La respuesta a estos interrogantes ha sido dispar en la España post-transición. Por lo general, el elemento de afinidad ideológica ha primado para la mayoría, aunque minorías sólidas han votado menos con el corazón y más por la gestión.
Es el caso, por ejemplo, de Andalucía, donde el voto urbano más informado ha dado un resultado electoral en las ciudades, y sólo el peso del voto rural más sensible a la influencia del donativo público adecuadamente gestionado por Chaves ha permitido que éste permanezca invariablemente en el poder con una perseverancia propia de regímenes sin alternativas políticas. Lo mismo ha pasado, en todo caso, con Comunidades de la derecha y, sobre todo, con las que disfrutan de partidos nacionalistas.
De la misma manera, y en plena crisis económica del final de los setenta, un partido de centro derecha, como UCD, pudo capear el temporal de una crisis gracias a factores exógenos a su gestión, como la simpatía de su líder y el miedo a los cambios hacia la izquierda, después de un prolongado franquismo (y con una izquierda, por cierto, aún presa del marxismo).
Felipe González soslayó una crisis incipiente en el 93, igual que Zapatero en 2008, pero cayó en el 96. ¿Lo hizo por la situación económica o por la crisis política paralela, cuando el Gobierno, en vez de gestionar Instituciones Penitenciarias prácticamente vivía en ellas?
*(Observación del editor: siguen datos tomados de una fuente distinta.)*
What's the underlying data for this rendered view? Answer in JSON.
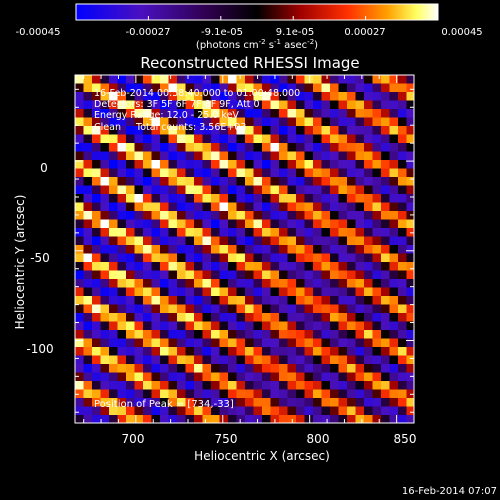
{
  "colorbar": {
    "ticks": [
      "-0.00045",
      "-0.00027",
      "-9.1e-05",
      "9.1e-05",
      "0.00027",
      "0.00045"
    ],
    "units_main": "(photons cm",
    "units_exp1": "-2",
    "units_mid": " s",
    "units_exp2": "-1",
    "units_mid2": " asec",
    "units_exp3": "-2",
    "units_close": ")"
  },
  "chart_data": {
    "type": "heatmap",
    "title": "Reconstructed RHESSI Image",
    "xlabel": "Heliocentric X (arcsec)",
    "ylabel": "Heliocentric Y (arcsec)",
    "xlim": [
      665,
      860
    ],
    "ylim": [
      -146,
      48
    ],
    "xticks": [
      "700",
      "750",
      "800",
      "850"
    ],
    "yticks": [
      "0",
      "-50",
      "-100"
    ],
    "zrange": [
      -0.00045,
      0.00045
    ],
    "colormap": [
      "#0000ff",
      "#5a1aa6",
      "#000000",
      "#b00000",
      "#ff6000",
      "#ffff80",
      "#ffffff"
    ],
    "peak": [
      734,
      -33
    ]
  },
  "info": {
    "line1": "16-Feb-2014 00:58:40.000 to 01:00:48.000",
    "line2": "Detectors: 3F 5F 6F 7F 8F 9F, Att 0",
    "line3": "Energy Range: 12.0 - 25.0 keV",
    "line4": "Clean     Total counts: 3.56E+03",
    "peak": "Position of Peak = [734,-33]"
  },
  "timestamp": "16-Feb-2014 07:07"
}
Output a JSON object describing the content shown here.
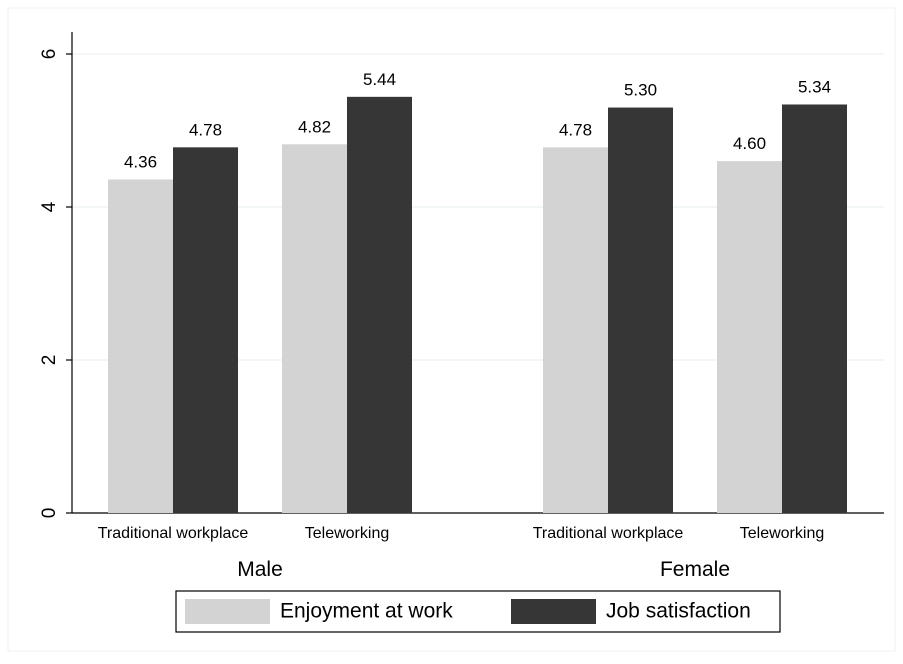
{
  "chart_data": {
    "type": "bar",
    "ylim": [
      0,
      6
    ],
    "yticks": [
      "0",
      "2",
      "4",
      "6"
    ],
    "ytick_values": [
      0,
      2,
      4,
      6
    ],
    "grid": true,
    "legend_position": "bottom",
    "groups": [
      {
        "label": "Male",
        "categories": [
          {
            "label": "Traditional workplace",
            "values": [
              4.36,
              4.78
            ],
            "value_labels": [
              "4.36",
              "4.78"
            ]
          },
          {
            "label": "Teleworking",
            "values": [
              4.82,
              5.44
            ],
            "value_labels": [
              "4.82",
              "5.44"
            ]
          }
        ]
      },
      {
        "label": "Female",
        "categories": [
          {
            "label": "Traditional workplace",
            "values": [
              4.78,
              5.3
            ],
            "value_labels": [
              "4.78",
              "5.30"
            ]
          },
          {
            "label": "Teleworking",
            "values": [
              4.6,
              5.34
            ],
            "value_labels": [
              "4.60",
              "5.34"
            ]
          }
        ]
      }
    ],
    "series": [
      {
        "name": "Enjoyment at work",
        "color": "#d3d3d3"
      },
      {
        "name": "Job satisfaction",
        "color": "#363636"
      }
    ]
  }
}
José María Aznar demostró una habilidad excepcional para sacar a España con velocidad de aquella crisis del los noventa. ¿Fue por ello reelegido por mayoría absoluta, o por la descomposición política de su alternativa socialista?
Ahora, Mariano Rajoy ha decidido poner todo el énfasis de su oposición en abordar la crisis. Tiene razón en que es el principal problema de los españoles. ¿Debe por ello renunciar a todo debate ideológico?
No es fácil saber si acertará. La experiencia, y los casos antes citados, demuestran un cierto equilibrio en las necesidades de gestión para los votantes, y la simpatía ideológica a líderes y proyectos.
Tal vez se equivoquen quienes piensan, como yo, que las elecciones no se ganan sólo con el bolsillo. Y hablar sólo del bolsillo puede ser tan útil para sacar beneficios políticos, como tan antipático para quienes saben que hay malas noticias, pero no siempre quieren oírlas.
Zapatero puede pasar como el peor gestor económico (perfectamente auxiliado por el vicepresidente Solbes) de un Gobierno español desde el 77. Pero ello no quiere decir que no tenga un admirable cartel entre los suyos, que junto a un mensaje difusamente populista agradable para grandes masas, no le dé la mínima ventaja que necesita (un millón de votos) para gobernar con comodidad y sine die.
Zapatero puede ser tan embustero como Pinocho, pero no estoy seguro de que alguien prefiera votar a Pepito Grillo. Mientras tanto, los grandes asuntos ideológicos pasan de puntillas sobre los pasillos de la derecha española, para no caer en el pecado de la antipatía previamente decretado por los socialistas.
Falta mucho, todavía, para otra votación, pero la política se mueve en largos trechos. Que se lo digan a Obama, que ha sido elegido presidente ya tantas veces que nadie sabe si llegará con fuelle al primer martes después del primer lunes de noviembre.
Entretanto, en España, nos pasaremos tres años dudando en si nos conviene más Pinocho o Pepito Grillo. Aunque los pinochistas nos hayan llevado a la ruina, y los grillistas tengan un invencible complejo de inferioridad.